A startling quarter of the U.S. population suffers from non-alcoholic fatty liver disease caused by dietary sugar.
|Photo by Moyan Brenn.|
We know foods like donuts and soda can make you fat, but the effects of sugar on the liver and brain are less well-known. Dietary sugar can fry your liver in much the same way alcohol can. This in turn can hurt your brain, leaving you with dementia-like symptoms decades too soon.
Most people associate liver disease with alcohol abuse or hepatitis. But another type, non-alcoholic fatty liver disease, which barely existed three decades ago, has quickly become the most common liver disease in America. NAFLD isn’t caused by booze or a nasty virus, but dietary sugar, which causes a buildup of fat in your liver. Overweight people are likely candidates for NAFLD. Memory loss and diminished cognitive function are often the first symptoms, as the liver loses its ability to filter toxins that compromise the brain.

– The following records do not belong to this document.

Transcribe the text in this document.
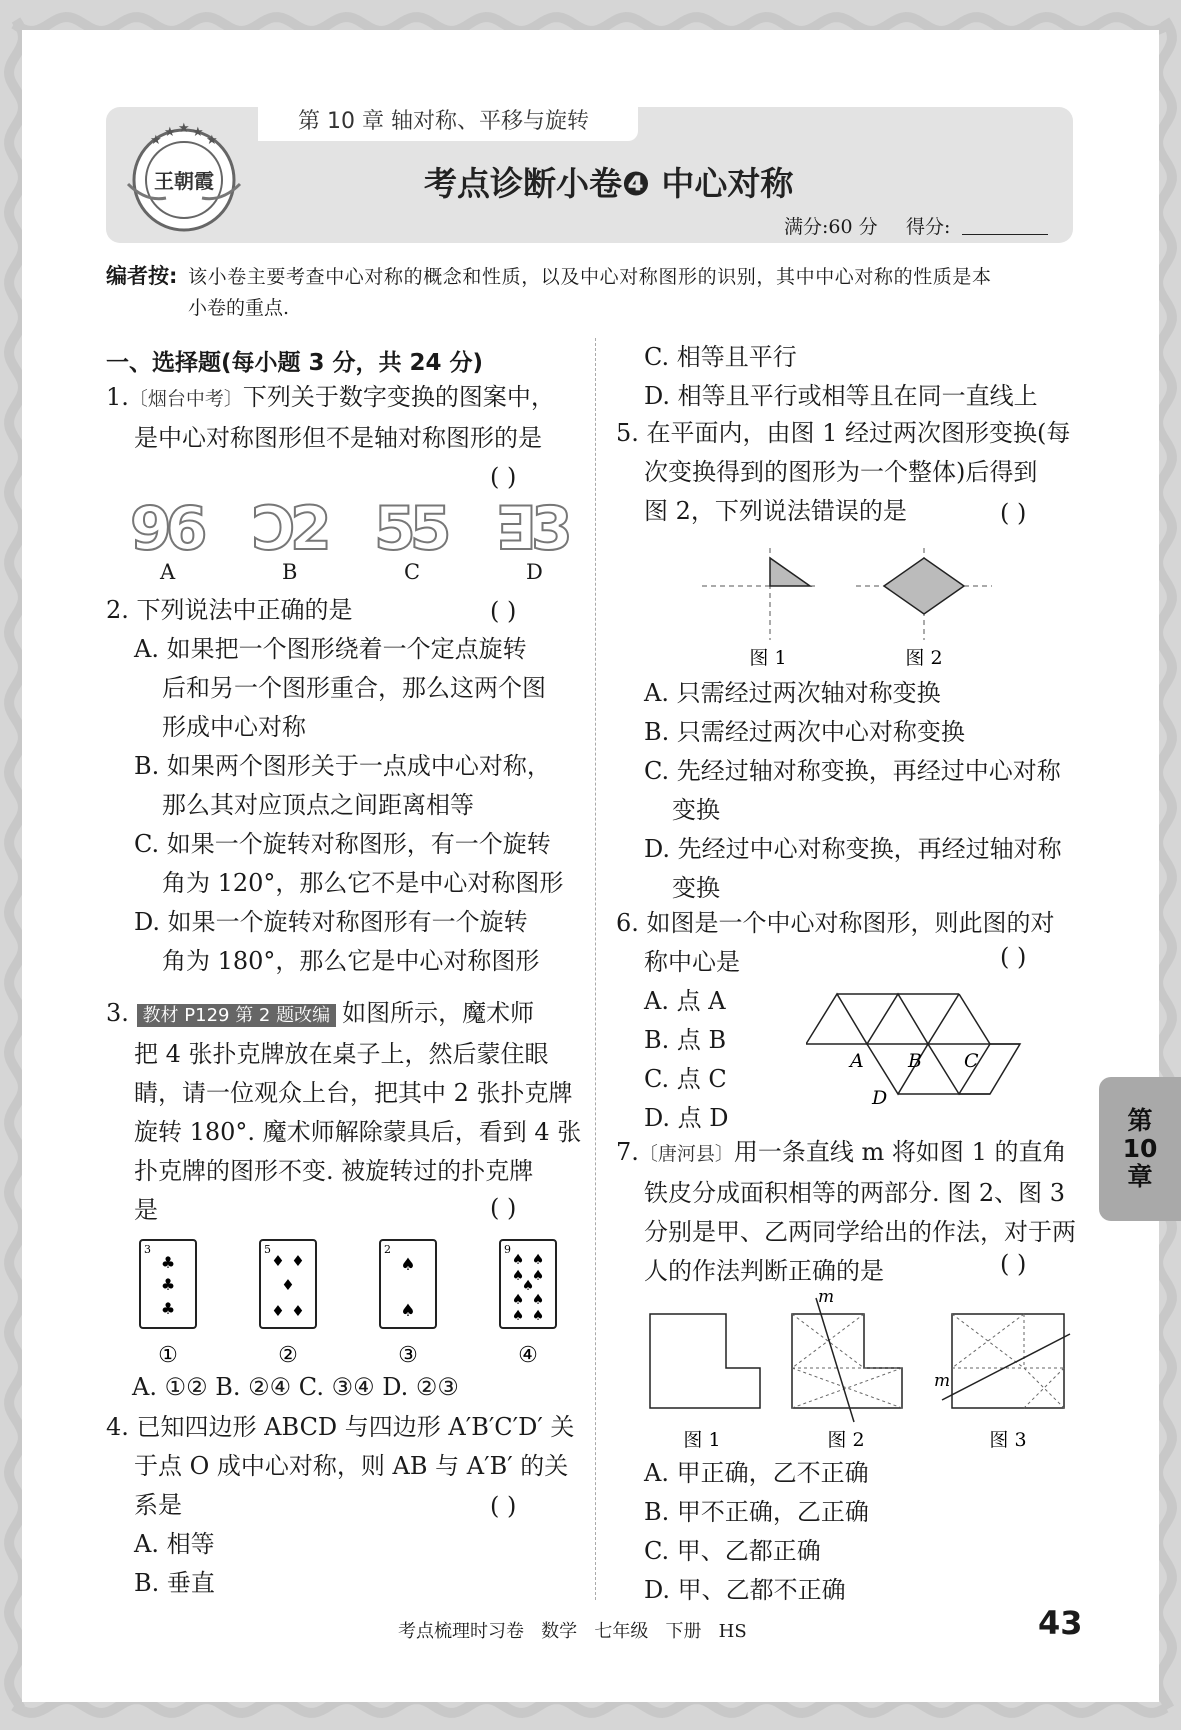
第 10 章 轴对称、平移与旋转
★
★ ★ ★
★
王朝霞	考点诊断小卷❹ 中心对称
满分:60 分 得分:
编者按: 该小卷主要考查中心对称的概念和性质，以及中心对称图形的识别，其中中心对称的性质是本
小卷的重点.
一、选择题(每小题 3 分，共 24 分)
1.〔烟台中考〕下列关于数字变换的图案中，
是中心对称图形但不是轴对称图形的是
( )
96 ꓛ2 55 ꓱ3
A	B	C	D
2. 下列说法中正确的是
A. 如果把一个图形绕着一个定点旋转
后和另一个图形重合，那么这两个图
形成中心对称
B. 如果两个图形关于一点成中心对称，
那么其对应顶点之间距离相等
C. 如果一个旋转对称图形，有一个旋转
角为 120°，那么它不是中心对称图形
D. 如果一个旋转对称图形有一个旋转
角为 180°，那么它是中心对称图形
( )
3. 教材 P129 第 2 题改编 如图所示，魔术师
把 4 张扑克牌放在桌子上，然后蒙住眼
睛，请一位观众上台，把其中 2 张扑克牌
旋转 180°. 魔术师解除蒙具后，看到 4 张
扑克牌的图形不变. 被旋转过的扑克牌
是	( )
3
♣
♣
♣
①
5
♦ ♦
♦
♦ ♦
②
2
♠
♠
③
9
♠ ♠
♠ ♠
♠
♠ ♠
♠ ♠
④
A. ①② B. ②④ C. ③④ D. ②③
4. 已知四边形 ABCD 与四边形 A′B′C′D′ 关
于点 O 成中心对称，则 AB 与 A′B′ 的关
系是
A. 相等
B. 垂直
( )
C. 相等且平行
D. 相等且平行或相等且在同一直线上
5. 在平面内，由图 1 经过两次图形变换(每
次变换得到的图形为一个整体)后得到
图 2，下列说法错误的是	( )
图 1	图 2
A. 只需经过两次轴对称变换
B. 只需经过两次中心对称变换
C. 先经过轴对称变换，再经过中心对称
变换
D. 先经过中心对称变换，再经过轴对称
变换
6. 如图是一个中心对称图形，则此图的对
称中心是
A. 点 A
B. 点 B
C. 点 C
D. 点 D
( )
A B C
D
7.〔唐河县〕用一条直线 m 将如图 1 的直角
铁皮分成面积相等的两部分. 图 2、图 3
分别是甲、乙两同学给出的作法，对于两
人的作法判断正确的是	( )
图 1
m
图 2
m
图 3
A. 甲正确，乙不正确
B. 甲不正确，乙正确
C. 甲、乙都正确
D. 甲、乙都不正确
第
10
章
考点梳理时习卷   数学   七年级   下册   HS	43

According to the American Liver Foundation, at least a quarter of the U.S. population now suffers from NAFLD, and that number is expected to swell to 40 percent by 2030, apace with an accompanying swelling of the American body, thanks to the insatiable American sweet tooth and the corporate interests that feed it. A study published March 25 further solidified the connection between sugar and NAFLD, finding that even moderate amounts of sugary drinkswill stimulate the production of enzymes that deposit fat in the liver.